# Off-Topic Discussion > Extended Discussion >  >  CMD: Netstat command?

## ChrissyMaria

I've been reading up on a site that claims that when you enter your command prompt..(cmd)

you can type in netstat and it will tell you what foreign connections are currently on your computer...

Yesterday as I was browsing around, I noticed nearly 7 foreign ip addresses connected to my computer.

My question is...are these hackers?

Government watching our every move?

What the hell is this?

----------


## ClouD

=_="" You're not serious are you?  :tongue2:

----------


## archdreamer

It's the Russians. Get to the shelter.

----------


## drewmandan

If any of them are 192.168.x.xxx then those are your own network. One or more of the other ones will be your ISP, and if you have any online services running, like games or chat programs, that will round out the list.

----------


## ChrissyMaria

> =_="" You're not serious are you?



I'm paranoid shh

----------


## Minervas Phoenix

The internet is monitored even without Netstat command.

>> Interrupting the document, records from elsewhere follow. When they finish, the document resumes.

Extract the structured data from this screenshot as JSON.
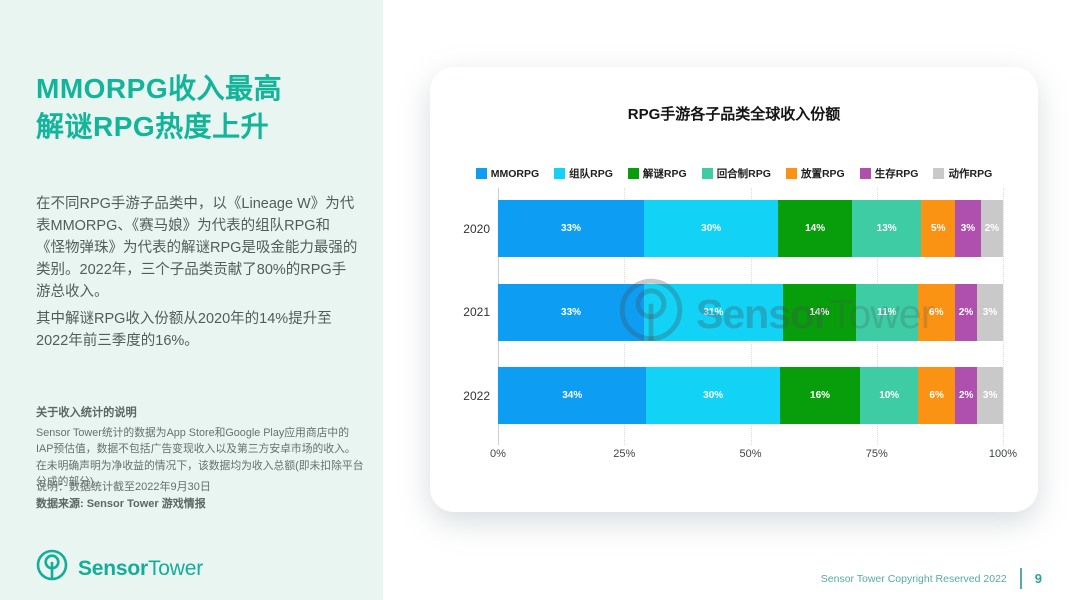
{
  "left_panel": {
    "title_lines": [
      "MMORPG收入最高",
      "解谜RPG热度上升"
    ],
    "paragraph1": "在不同RPG手游子品类中，以《Lineage W》为代表MMORPG、《赛马娘》为代表的组队RPG和《怪物弹珠》为代表的解谜RPG是吸金能力最强的类别。2022年，三个子品类贡献了80%的RPG手游总收入。",
    "paragraph2": "其中解谜RPG收入份额从2020年的14%提升至2022年前三季度的16%。",
    "notes_heading": "关于收入统计的说明",
    "notes_body": "Sensor Tower统计的数据为App Store和Google Play应用商店中的IAP预估值，数据不包括广告变现收入以及第三方安卓市场的收入。在未明确声明为净收益的情况下，该数据均为收入总额(即未扣除平台分成的部分)。",
    "note_line": "说明：数据统计截至2022年9月30日",
    "source_line": "数据来源: Sensor Tower 游戏情报"
  },
  "logo": {
    "bold": "Sensor",
    "regular": "Tower"
  },
  "watermark": {
    "bold": "Sensor",
    "regular": "Tower"
  },
  "chart_data": {
    "type": "bar",
    "stacked": true,
    "orientation": "horizontal",
    "title": "RPG手游各子品类全球收入份额",
    "categories": [
      "2020",
      "2021",
      "2022"
    ],
    "series": [
      {
        "name": "MMORPG",
        "color": "#0d9df3",
        "values": [
          33,
          33,
          34
        ]
      },
      {
        "name": "组队RPG",
        "color": "#12d2f6",
        "values": [
          30,
          31,
          30
        ]
      },
      {
        "name": "解谜RPG",
        "color": "#089e0b",
        "values": [
          14,
          14,
          16
        ]
      },
      {
        "name": "回合制RPG",
        "color": "#3dcca4",
        "values": [
          13,
          11,
          10
        ]
      },
      {
        "name": "放置RPG",
        "color": "#fa9214",
        "values": [
          5,
          6,
          6
        ]
      },
      {
        "name": "生存RPG",
        "color": "#b050ae",
        "values": [
          3,
          2,
          2
        ]
      },
      {
        "name": "动作RPG",
        "color": "#c9c9c9",
        "values": [
          2,
          3,
          3
        ]
      }
    ],
    "value_suffix": "%",
    "x_ticks": [
      "0%",
      "25%",
      "50%",
      "75%",
      "100%"
    ],
    "xlim": [
      0,
      100
    ],
    "legend_position": "top",
    "grid": "dotted-vertical"
  },
  "footer": {
    "copyright": "Sensor Tower Copyright Reserved 2022",
    "page": "9"
  },
  "colors": {
    "brand_teal": "#14ad97",
    "panel_bg": "#e9f5f1",
    "title_teal": "#12b49a",
    "footer_teal": "#55aaa5"
  }
}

Netstat command won't help you.

----------


## Marvo

They know my every move
:tinfoilhat:

----------


## tnemrot



----------


## Grod

> I've been reading up on a site that claims that when you enter your command prompt..(cmd)
> 
> you can type in netstat and it will tell you what foreign connections are currently on your computer...
> 
> Yesterday as I was browsing around, I noticed nearly 7 foreign ip addresses connected to my computer.
> 
> My question is...are these hackers?
> 
> Government watching our every move?
> ...



Those are neither hackers nor the government. Those are both government and hackers trained by David Rockefeller to work for the Illumnati in exchange for key positions in the new reptilian government when 2012 happens.

I suggest tnemrot's advice. The man knows what he's talking about.

----------


## Marvo

If you want to make absolutely sure, write *.* instead of hal.dll.

----------


## Ynot

they are not hackers
having multiple connections in TCP is normal behaviour

----------


## Xaqaria

> 



That was irresponsible. Don't be a douche.

----------


## Minervas Phoenix

> That was irresponsible. Don't be a douche.



So is babies smoking cigarettes.

----------


## ChrissyMaria

I'm not dumb enough to enter in commands in my dos prompt lol...

the only commands i'll ever enter are:

Format C:

and maybe ipconfig

----------